Under the agreement, a cease-fire will go into effect and women, civilians over 55, and children under 15 can choose to leave the Old City if they agree not to take up arms against the government.
The first buses carrying 83 evacuees left the Old City on Friday, the local provincial governor said. These civilians received medical checkups and will be transferred to the location of their choice, al-Barazi said.
After the first group of evacuations, Syrian troops will clear the way for a U.N. aid convoy packed with food and medicine to enter the area for the first time in more than a year, according to opposition spokesman Abu Rami.
"We have nothing to give the families," he told CNN via Skype from the Old City of Homs. "We are crippled because of the lack of food and medicine, which especially affects the women, children, and the elderly, so for the sake of the public good, we must agree to this cease-fire."
According to SANA, the government would provide shelter, food and medical treatment to people who leave the Old City. In addition, the agreement calls for government forces to allow humanitarian assistance to people who remain in the besieged area, SANA reported.

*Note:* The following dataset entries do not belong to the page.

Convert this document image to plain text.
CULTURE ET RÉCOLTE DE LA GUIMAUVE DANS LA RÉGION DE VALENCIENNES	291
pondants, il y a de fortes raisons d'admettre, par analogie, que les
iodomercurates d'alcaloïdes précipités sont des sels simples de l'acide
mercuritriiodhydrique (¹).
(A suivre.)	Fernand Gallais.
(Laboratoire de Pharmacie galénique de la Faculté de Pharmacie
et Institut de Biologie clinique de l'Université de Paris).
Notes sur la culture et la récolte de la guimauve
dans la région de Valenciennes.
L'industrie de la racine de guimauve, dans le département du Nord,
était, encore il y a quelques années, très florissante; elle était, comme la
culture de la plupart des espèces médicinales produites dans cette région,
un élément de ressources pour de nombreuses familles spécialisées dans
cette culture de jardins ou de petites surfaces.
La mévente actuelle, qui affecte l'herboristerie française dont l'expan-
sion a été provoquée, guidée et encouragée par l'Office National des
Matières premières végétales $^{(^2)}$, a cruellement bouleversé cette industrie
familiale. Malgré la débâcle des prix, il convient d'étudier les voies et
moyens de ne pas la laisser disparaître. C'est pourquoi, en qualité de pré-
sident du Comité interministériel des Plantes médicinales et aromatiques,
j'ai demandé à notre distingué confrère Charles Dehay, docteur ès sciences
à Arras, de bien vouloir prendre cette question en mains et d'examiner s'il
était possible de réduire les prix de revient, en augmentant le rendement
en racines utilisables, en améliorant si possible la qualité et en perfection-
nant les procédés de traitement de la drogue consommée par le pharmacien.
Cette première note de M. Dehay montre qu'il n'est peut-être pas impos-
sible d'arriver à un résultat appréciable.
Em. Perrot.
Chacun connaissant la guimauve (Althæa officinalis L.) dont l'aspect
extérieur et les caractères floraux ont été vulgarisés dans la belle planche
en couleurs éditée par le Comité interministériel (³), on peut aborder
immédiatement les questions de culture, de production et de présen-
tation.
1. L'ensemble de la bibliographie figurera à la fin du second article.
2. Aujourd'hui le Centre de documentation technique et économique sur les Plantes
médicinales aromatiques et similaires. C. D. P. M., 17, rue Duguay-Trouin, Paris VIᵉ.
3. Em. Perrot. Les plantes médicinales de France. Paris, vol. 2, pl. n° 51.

Valerie Amos, the U.N. emergency relief coordinator, said the cease-fire agreement would mean essential supplies for about 2,500 people in Homs.
"What we're waiting for is a green light to be given by the parties for safe passage," said Farhan Haq, a spokesman for U.N. Secretary-General Ban Ki-moon.
In Washington, Psaki called on Syrian President Bashar al-Assad's government to follow through on allowing U.N. convoys to enter Homs, adding that "an evacuation is not a substitute for the safe, regular, and unfettered delivery of humanitarian assistance to those in need wherever they are."
"We should not be giving credit to a regime just for providing food for a few days to people who are starving, given that's the right moral thing to do, and this is something they should have been doing all along," Psaki said.
Asked about concerns that the Syrian regime might be preparing for a final assault on those who remain in Homs once the other civilians depart, Psaki refused to speculate but said it was important for the U.N. convoys to get access to the Old City.